GROWTH of the Scottish private sector economy accelerated slightly in January as manufacturing performed well but services stagnated, while inflationary pressures continued to mount following sterling’s Brexit vote-induced tumble, a survey shows.

Bank of Scotland’s latest PMI (purchasing managers’ index) report, published today, also signals an acceleration of new business growth in the private sector economy in January to the fastest pace for 20 months.

The headline output index rose from 50.7 in December to 51.2 in January on a seasonally-adjusted basis, moving further above the level of 50 deemed to separate expansion from contraction to signal a modest acceleration of growth of Scotland’s private sector economy.

Growth in Scotland was again well adrift of that in the UK as a whole in January. The UK output index fell from 56.7 in December to 55.5 in January, but was still well above the Scottish reading.

The Scottish manufacturing output index jumped to 55.8, from 51.6 in December, to signal a sharp acceleration in this sector’s growth to the fastest in 34 months.

This coincided with a sharp acceleration of growth of overall new orders for Scottish manufacturers to the sharpest rate since August 2014. New export orders increased at the fastest pace for 79 months, with firms citing the weakness of the pound as the main factor driving incoming business from abroad.

However, the weak pound also saw Scottish manufacturers experience one of the sharpest rises in their overall costs in the 19-year history of the survey. Bank of Scotland said that more than 48 per cent of manufacturers recorded a rise in their average cost burdens, with “many commenting on exchange rate movements as the main factor driving the latest rise in input prices”.

Factory gate prices meanwhile rose at their fastest pace in 69 months. Around one in four manufacturers increased their output prices during January, with less than one per cent reporting a reduction.

In spite of the stronger manufacturing performance, the sector shed staff in January, after adding to its workforce in December.

The Scottish services sector stagnated in January, after growing marginally in December. The services business activity index fell to 50, from 50.5 in December.

Services firms reporting declines in output linked these partly to “Brexit uncertainty”, Bank of Scotland noted. And the Scottish services sector also shed jobs in January, having shown a modest rise in its workforce in December.

Scottish services firms recorded a slight increase in new business last month. However, they saw their costs rise at the second-sharpest rate in five years in January. Nearly one in three services companies registered a rise in input costs, and only three per cent reported a decline.

And Scottish services firms last month raised their selling prices at the fastest pace in six years.

Nick Laird, managing director of commercial banking north of the Border for Bank of Scotland, said: “The start of 2017 proved promising for Scottish private sector companies as new order growth accelerated to a 20-month high, encouraging firms to raise business activity faster.”

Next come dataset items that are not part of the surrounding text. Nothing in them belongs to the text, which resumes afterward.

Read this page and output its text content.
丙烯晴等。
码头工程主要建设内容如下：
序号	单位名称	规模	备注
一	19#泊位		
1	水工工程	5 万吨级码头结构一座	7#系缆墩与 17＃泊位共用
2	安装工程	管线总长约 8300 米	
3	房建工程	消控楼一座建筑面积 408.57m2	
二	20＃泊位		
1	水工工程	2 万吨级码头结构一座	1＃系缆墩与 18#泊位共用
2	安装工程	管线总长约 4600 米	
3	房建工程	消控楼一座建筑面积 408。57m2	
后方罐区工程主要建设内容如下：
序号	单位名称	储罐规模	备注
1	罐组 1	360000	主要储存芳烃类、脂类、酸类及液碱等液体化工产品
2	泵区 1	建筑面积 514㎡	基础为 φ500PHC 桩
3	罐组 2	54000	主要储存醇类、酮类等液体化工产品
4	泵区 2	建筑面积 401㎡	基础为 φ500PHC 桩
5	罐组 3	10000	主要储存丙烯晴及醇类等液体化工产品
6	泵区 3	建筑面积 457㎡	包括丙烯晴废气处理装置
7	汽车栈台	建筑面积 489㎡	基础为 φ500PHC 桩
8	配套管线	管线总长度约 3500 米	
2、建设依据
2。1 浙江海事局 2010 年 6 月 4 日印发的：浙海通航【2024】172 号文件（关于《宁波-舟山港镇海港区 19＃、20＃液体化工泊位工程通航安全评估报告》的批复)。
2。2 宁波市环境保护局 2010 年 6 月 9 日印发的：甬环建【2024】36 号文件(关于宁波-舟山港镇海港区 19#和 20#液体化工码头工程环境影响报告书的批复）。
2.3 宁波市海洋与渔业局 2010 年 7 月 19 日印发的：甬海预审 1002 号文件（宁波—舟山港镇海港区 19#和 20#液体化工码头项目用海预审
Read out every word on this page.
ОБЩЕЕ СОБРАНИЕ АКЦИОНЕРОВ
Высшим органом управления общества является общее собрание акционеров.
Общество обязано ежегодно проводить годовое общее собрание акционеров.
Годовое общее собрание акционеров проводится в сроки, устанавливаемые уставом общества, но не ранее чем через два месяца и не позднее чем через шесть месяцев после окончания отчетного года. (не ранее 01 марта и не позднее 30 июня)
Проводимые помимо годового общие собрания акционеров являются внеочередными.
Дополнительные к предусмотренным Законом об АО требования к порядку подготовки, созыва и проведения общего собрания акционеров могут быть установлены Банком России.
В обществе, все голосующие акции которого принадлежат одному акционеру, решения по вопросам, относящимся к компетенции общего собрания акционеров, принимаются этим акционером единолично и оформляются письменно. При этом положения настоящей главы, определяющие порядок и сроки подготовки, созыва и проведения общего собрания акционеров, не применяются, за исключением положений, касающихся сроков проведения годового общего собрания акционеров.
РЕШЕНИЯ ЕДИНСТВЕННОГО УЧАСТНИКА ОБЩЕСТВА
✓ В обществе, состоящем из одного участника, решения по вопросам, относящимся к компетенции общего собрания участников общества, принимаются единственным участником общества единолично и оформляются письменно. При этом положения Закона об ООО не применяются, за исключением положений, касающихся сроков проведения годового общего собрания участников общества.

However, he added: “Underneath the positive headlines…we note that the increase in demand was more positive for Scotland’s manufacturers than their service sector counterparts.

“Whilst the former raised production at the fastest pace for 34 months in January 2017, the latter saw their service output unchanged since the end of 2016. As such, whilst the latest figures give cause for optimism, the overall improvement in business conditions for the Scottish private sector remained modest.”

A survey today from accountancy firm Moore Stephens shows 35 per cent of small and medium-sized enterprises in the UK have already been negatively affected by Brexit.

Mark Lamb, partner at Moore Stephens, said: “The fall in the pound has meant that imports of raw materials and other goods are now significantly more expensive for businesses, particularly for those smaller businesses with a smaller cash cushion to fall back on.”

He also cited the effect of “general uncertainty”.